Security Chaos Monkey

Netflix implemented a wonderfully draconian tool it calls the chaos monkey, meant to drive systems, software and architectures to be robust and resilient, gracefully handling many different kinds of faults. The systems HAVE to be designed to be fault tolerant, because the chaos monkey cometh and everyone knows it.

I believe there is something here for information security. Such a concept translated to security would change the incentive structure for system architects, engineers and developers. Currently, much design and development is based around “best case” operations, knowingly or unknowingly incorporating sub-optimal security constructs.

For lack of a better name, I will call this thing the Security Chaos Monkey (SCM). The workings of a SCM are harder to conceive of than Netflix’s version: it’s somewhat straight forward to randomly kill processes, corrupt files, or shut off entire systems or networks, but it’s another thing to automate stealing data, attempting to plant malware, and so on.

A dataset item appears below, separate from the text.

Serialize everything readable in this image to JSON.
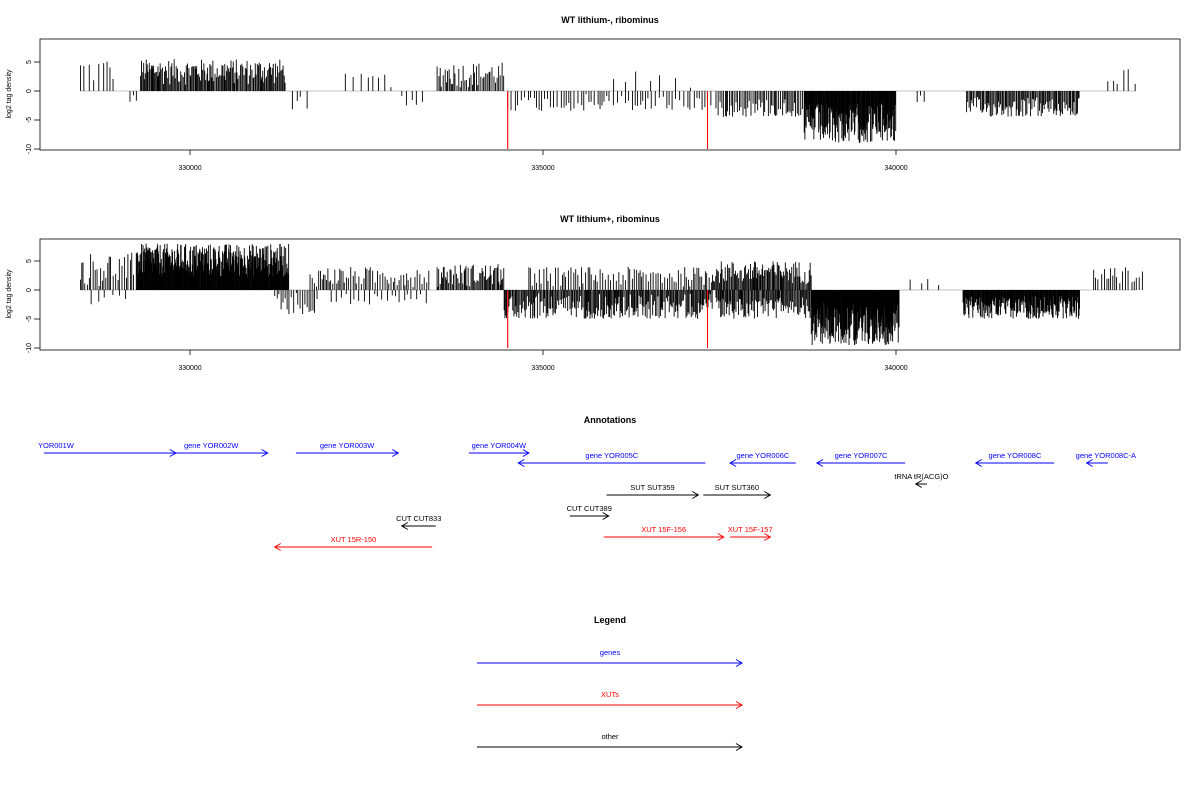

In concept, the SCM is similar to a vulnerability scanning system, except SCM’s function is exploitation, destruction, exfiltration, infection, drive wiping, credential stealing, defacement and so on.

One of the challenges with the SCM is the extreme diversity in potential avenues for initial exploitation and subsequent post exploitation activities, many of which will be highly specific to a given system.

Here are some possible attributes of a security chaos monkey:

• Agent attempts to copy random files using random user IDs to some location off the server

• Agent randomly disables local firewall

• Agent randomly sets up reverse shells

• Agent randomly starts listening services for command and control

• Agent randomly attempts to alter files

• Agent randomly connects a login session under an administrative ID to a penetration tester

An obvious limitation is that SCM likely would have a limited set of activities relative to the set of all possible malicious activities, and so system designers may simply tailor their security resilience to address the set of activities performed by SCM. This may still be a significant improvement over current activities.

The net idea of SCM is to impress upon architects, developers and administrators that the systems they build will be actively attacked on a continual basis, stripping away the hope that the system is protected by forces external to it. SCM would also have the effect of forcing our IT staff to develop a deeper understanding of, and appreciation for, attack methods and methods to defend against them.